Ему пришлось пережить и кое-что другое. Некоторые относились к нему вполне искренне и заинтересованно, но их каким-то образом выводили из игры — например, некий полицай-ассистент по имени Архус, который (между прочим, с помощью интеллигентных вопросов опять-таки решающим образом помогал ему, Левинсону, припоминать детали) живо интересовался его историей. Но в один прекрасный день и он исчез — якобы трагически погиб во время отпуска, который проводил в Кении.
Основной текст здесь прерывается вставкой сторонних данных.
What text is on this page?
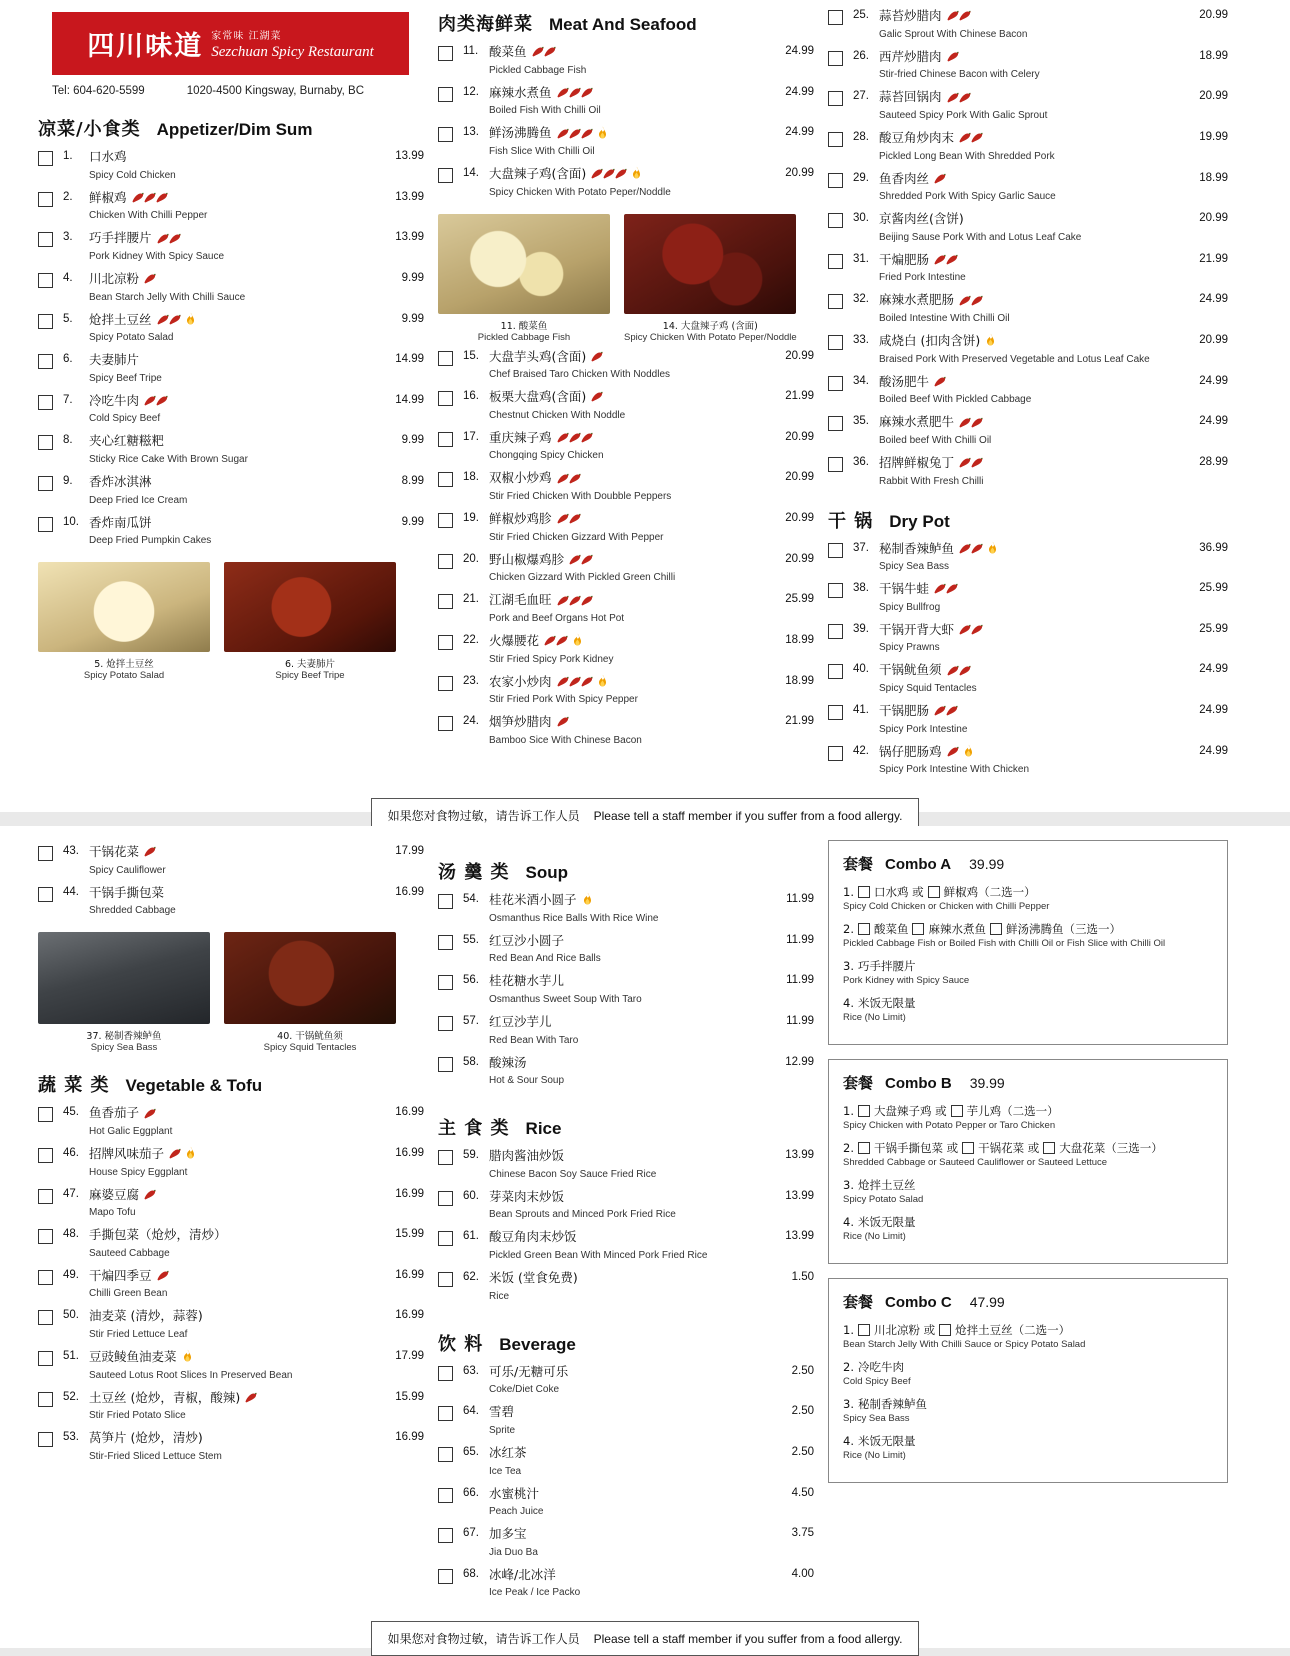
四川味道 家常味 江湖菜
Sezchuan Spicy Restaurant
Tel: 604-620-5599	1020-4500 Kingsway, Burnaby, BC
凉菜/小食类 Appetizer/Dim Sum
1.	口水鸡
Spicy Cold Chicken
13.99
2.	鲜椒鸡
Chicken With Chilli Pepper
13.99
3.	巧手拌腰片
Pork Kidney With Spicy Sauce
13.99
4.	川北凉粉
Bean Starch Jelly With Chilli Sauce
9.99
5.	炝拌土豆丝
Spicy Potato Salad
9.99
6.	夫妻肺片
Spicy Beef Tripe
14.99
7.	冷吃牛肉
Cold Spicy Beef
14.99
8.	夹心红糖糍粑
Sticky Rice Cake With Brown Sugar
9.99
9.	香炸冰淇淋
Deep Fried Ice Cream
8.99
10. 香炸南瓜饼
Deep Fried Pumpkin Cakes
9.99
5. 炝拌土豆丝
Spicy Potato Salad
6. 夫妻肺片
Spicy Beef Tripe
肉类海鲜菜 Meat And Seafood
11. 酸菜鱼
Pickled Cabbage Fish
24.99
12. 麻辣水煮鱼
Boiled Fish With Chilli Oil
24.99
13. 鲜汤沸腾鱼
Fish Slice With Chilli Oil
24.99
14. 大盘辣子鸡(含面)
Spicy Chicken With Potato Peper/Noddle
20.99
11. 酸菜鱼
Pickled Cabbage Fish
14. 大盘辣子鸡 (含面)
Spicy Chicken With Potato Peper/Noddle
15. 大盘芋头鸡(含面)
Chef Braised Taro Chicken With Noddles
20.99
16. 板栗大盘鸡(含面)
Chestnut Chicken With Noddle
21.99
17. 重庆辣子鸡
Chongqing Spicy Chicken
20.99
18. 双椒小炒鸡
Stir Fried Chicken With Doubble Peppers
20.99
19. 鲜椒炒鸡胗
Stir Fried Chicken Gizzard With Pepper
20.99
20. 野山椒爆鸡胗
Chicken Gizzard With Pickled Green Chilli
20.99
21. 江湖毛血旺
Pork and Beef Organs Hot Pot
25.99
22. 火爆腰花
Stir Fried Spicy Pork Kidney
18.99
23. 农家小炒肉
Stir Fried Pork With Spicy Pepper
18.99
24. 烟笋炒腊肉
Bamboo Sice With Chinese Bacon
21.99
25. 蒜苔炒腊肉
Galic Sprout With Chinese Bacon
20.99
26. 西芹炒腊肉
Stir-fried Chinese Bacon with Celery
18.99
27. 蒜苔回锅肉
Sauteed Spicy Pork With Galic Sprout
20.99
28. 酸豆角炒肉末
Pickled Long Bean With Shredded Pork
19.99
29. 鱼香肉丝
Shredded Pork With Spicy Garlic Sauce
18.99
30. 京酱肉丝(含饼)
Beijing Sause Pork With and Lotus Leaf Cake
20.99
31. 干煸肥肠
Fried Pork Intestine
21.99
32. 麻辣水煮肥肠
Boiled Intestine With Chilli Oil
24.99
33. 咸烧白 (扣肉含饼)
Braised Pork With Preserved Vegetable and Lotus Leaf Cake
20.99
34. 酸汤肥牛
Boiled Beef With Pickled Cabbage
24.99
35. 麻辣水煮肥牛
Boiled beef With Chilli Oil
24.99
36. 招牌鲜椒兔丁
Rabbit With Fresh Chilli
28.99
干 锅 Dry Pot
37. 秘制香辣鲈鱼
Spicy Sea Bass
36.99
38. 干锅牛蛙
Spicy Bullfrog
25.99
39. 干锅开背大虾
Spicy Prawns
25.99
40. 干锅鱿鱼须
Spicy Squid Tentacles
24.99
41. 干锅肥肠
Spicy Pork Intestine
24.99
42. 锅仔肥肠鸡
Spicy Pork Intestine With Chicken
24.99
如果您对食物过敏，请告诉工作人员 Please tell a staff member if you suffer from a food allergy.
43. 干锅花菜
Spicy Cauliflower
17.99
44. 干锅手撕包菜
Shredded Cabbage
16.99
37. 秘制香辣鲈鱼
Spicy Sea Bass
40. 干锅鱿鱼须
Spicy Squid Tentacles
蔬 菜 类 Vegetable & Tofu
45. 鱼香茄子
Hot Galic Eggplant
16.99
46. 招牌风味茄子
House Spicy Eggplant
16.99
47. 麻婆豆腐
Mapo Tofu
16.99
48. 手撕包菜（炝炒，清炒）
Sauteed Cabbage
15.99
49. 干煸四季豆
Chilli Green Bean
16.99
50. 油麦菜 (清炒，蒜蓉)
Stir Fried Lettuce Leaf
16.99
51. 豆豉鲮鱼油麦菜
Sauteed Lotus Root Slices In Preserved Bean
17.99
52. 土豆丝 (炝炒，青椒，酸辣)
Stir Fried Potato Slice
15.99
53. 莴笋片 (炝炒，清炒)
Stir-Fried Sliced Lettuce Stem
16.99
汤 羹 类 Soup
54. 桂花米酒小圆子
Osmanthus Rice Balls With Rice Wine
11.99
55. 红豆沙小圆子
Red Bean And Rice Balls
11.99
56. 桂花糖水芋儿
Osmanthus Sweet Soup With Taro
11.99
57. 红豆沙芋儿
Red Bean With Taro
11.99
58. 酸辣汤
Hot & Sour Soup
12.99
主 食 类 Rice
59. 腊肉酱油炒饭
Chinese Bacon Soy Sauce Fried Rice
13.99
60. 芽菜肉末炒饭
Bean Sprouts and Minced Pork Fried Rice
13.99
61. 酸豆角肉末炒饭
Pickled Green Bean With Minced Pork Fried Rice
13.99
62. 米饭 (堂食免费)
Rice
1.50
饮 料 Beverage
63. 可乐/无糖可乐
Coke/Diet Coke
2.50
64. 雪碧
Sprite
2.50
65. 冰红茶
Ice Tea
2.50
66. 水蜜桃汁
Peach Juice
4.50
67. 加多宝
Jia Duo Ba
3.75
68. 冰峰/北冰洋
Ice Peak / Ice Packo
4.00
套餐 Combo A 39.99
1. 口水鸡 或 鲜椒鸡（二选一）
Spicy Cold Chicken or Chicken with Chilli Pepper
2. 酸菜鱼 麻辣水煮鱼 鲜汤沸腾鱼（三选一）
Pickled Cabbage Fish or Boiled Fish with Chilli Oil or Fish Slice with Chilli Oil
3. 巧手拌腰片
Pork Kidney with Spicy Sauce
4. 米饭无限量
Rice (No Limit)
套餐 Combo B 39.99
1. 大盘辣子鸡 或 芋儿鸡（二选一）
Spicy Chicken with Potato Pepper or Taro Chicken
2. 干锅手撕包菜 或 干锅花菜 或 大盘花菜（三选一）
Shredded Cabbage or Sauteed Cauliflower or Sauteed Lettuce
3. 炝拌土豆丝
Spicy Potato Salad
4. 米饭无限量
Rice (No Limit)
套餐 Combo C 47.99
1. 川北凉粉 或 炝拌土豆丝（二选一）
Bean Starch Jelly With Chilli Sauce or Spicy Potato Salad
2. 冷吃牛肉
Cold Spicy Beef
3. 秘制香辣鲈鱼
Spicy Sea Bass
4. 米饭无限量
Rice (No Limit)
如果您对食物过敏，请告诉工作人员 Please tell a staff member if you suffer from a food allergy.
В ходе всех допросов, кроме тех, что проводил Архус, стало ясно, что никто не верил ему — или не хотел верить. Постоянно возникало подозрение, что он снимающий пенки честолюбивый неудачник, который норовил примазаться к придуманному им самим делу Кремера, которого просто не существовало, поскольку упомянутый Кремер умер естественной смертью. Вследствие этого он только напускает на себя важный вид, поэтому в интересах общественного спокойствия и порядка его следовало поместить в сумасшедший дом. Так ему и сообщили — дела Кремера просто не было, и о покушении на Альстере ничего не было известно. Правда, популярный писатель Кремер действительно скончался от последствий неожиданно возникшей у него эмболии, а также некий Анхойзер добровольно лишил себя жизни на Альстере, у него был найден пистолет, явно то самое оружие, которым было совершено преступление, и упомянутый Анхойзер вплоть до своего раннего ухода на пенсию вел упорядоченную и неприметную жизнь — впрочем, обо всем этом писали газеты, но это мало что говорило.
Удивительно было лишь то (и, собственно говоря, безрассудно), что он, Левинсон, как раз в тот момент, когда благодаря этому делу наконец-то полностью пришел в себя, когда он впервые действовал абсолютно самостоятельно, когда он вмешался в течение событий, хоть и не преднамеренно, стихийно решая вопрос о жизни и смерти, — именно тогда он убедительнее всего пошел на самоизоляцию, познав здесь высшую меру отчуждения, причем вновь извне, по вине других! Фактически все в его жизни происходило по инициативе других… Словно сам он собой ничего не представлял, оставаясь лишь средой для обитания иных существ, высасывающих из него собственное существование, как паразиты, которые в данной среде ощущали себя здоровыми, считая больным его.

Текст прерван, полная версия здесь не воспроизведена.